Tonight my boys decided to strip off their clothes during dinner and declare a “Naked Dinner Night”. The grumpy adult in me started to scold them about the rules and regulations of the dinner table, but then something in me stopped. Time stood still.
I see Will squatting on his seat in his Lego Batman underwear, his lanky arms and legs wriggling about, still not quite sure how to control their movements after a recent growth spurt. I see Mikey – what remained of his toddler pot belly sticking out — and notice, maybe for the first time, that he has an outie belly button. An adorable little button to punctuate that precious round tummy. I hear their giggles and feel their freedom. And I remember what I have recently promised myself I would do more of – living in gratitude of the moments. Noticing. Not hurrying to the next thing. I silence the voice inside me that is ten steps ahead (“clear the table, rinse the dishes, wipe the placemats, get Mikey to go potty, re-dress the boys…”) and I try to enter into their silliness. “Okay, Naked Dinner it is! I only have one request – please keep on your underpants.” I figure I should at least teach them some manners. They grin and we dine – their pink, healthy bodies on display.
I have been reading a book called 1000 Gifts by Anne Voskamp, which fortuitously showed up at my doorstep as a present from my mother. In the pages of this book I have met a woman who is on a journey of gratitude. A woman whose faith hinges upon this word; and a woman who, like me, struggles with a faith that too often feels dead and empty. Her antidote to this hole in her soul that walls her off from God is gratitude. In response to a challenge, she keeps a journal in which she writes down one thousand gifts in her life. Moments given by God that bless. Finding such moment’s means she has to dig through the pain, the hurry, and the heaviness of life to unearth the treasures God has placed in front of us would we only ask to see them.

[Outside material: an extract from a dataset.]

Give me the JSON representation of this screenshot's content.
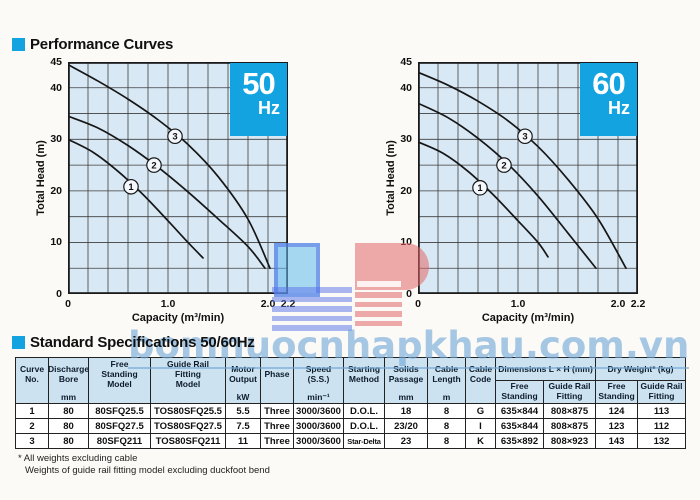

I am guilty of an habitually ungrateful heart. Not that I grumble and complain my days away. But I hurry my days away. I have shamefully spent a lifetime of living for what is next.
I’ll feel pretty when I lose a few pounds.
I can’t wait until I’m married, life will be so much sweeter with someone to share it with daily.
Ugh. I can’t wait for graduate school to be DONE. No more school hanging over my head.
I wish we had a home to call our own.
When are we going to start our family?
I just need to make it until he’s four-months-old. They say the colic will stop by then.
I’ll get to that when I am feeling better.
None of these desires are in and of themselves evil. Planning and dreaming of what “can be” are part of progressing as a person. But I have lived for what will be, what could be, instead of what is and it has wilted me inside. I have always recognized this tendency of mine and have tried to tackle my DayPlanner nature. But, until recently, I had never connected not living in the moment with ingratitude. Nor had I ever realized how this contributes to the ever gnawing fear that my faith is without substance, too prone to deadness of spirit… less than. How can I commune with my Creator when I refuse to accept each moment He gifts to me? How can I see this world for what it is if I hurry past it? How can I hear God whisper, “See me? I made this for you.” My life is full of projects, to do lists, responsibilities… and every day a part of me feels like I fail. I go to sleep shushing this haunting feeling that maybe, just maybe, I have missed the point.
Cowlicks in my son’s hair.
The smell of ground coffee.
Sweet snuggles in the early morning hours.
My husband’s skin next to mine, warm and smooth, as we drift to sleep.
Outie belly buttons.
What are my one thousand gifts? How would my life be different if I dared to enter into life at that level and took notice, paused time, stopped hurrying to the next stop? Who would I become if each moment I breathed, the joyful and the painful, were filled with prayers of thanks for…I don’t know… but I have a feeling that I need to find out.
I’ve decided “Naked Dinner Night” is a good place to start. Two precious, wriggly, giggly little boys. And a mommy who has so much to learn, but is starting with this moment.
Mom says
Thank you for the reminder to ” dare to enter into life at that level, to take notice, pause time, stop hurrying and accept the moments God gifts me” …and give thanks!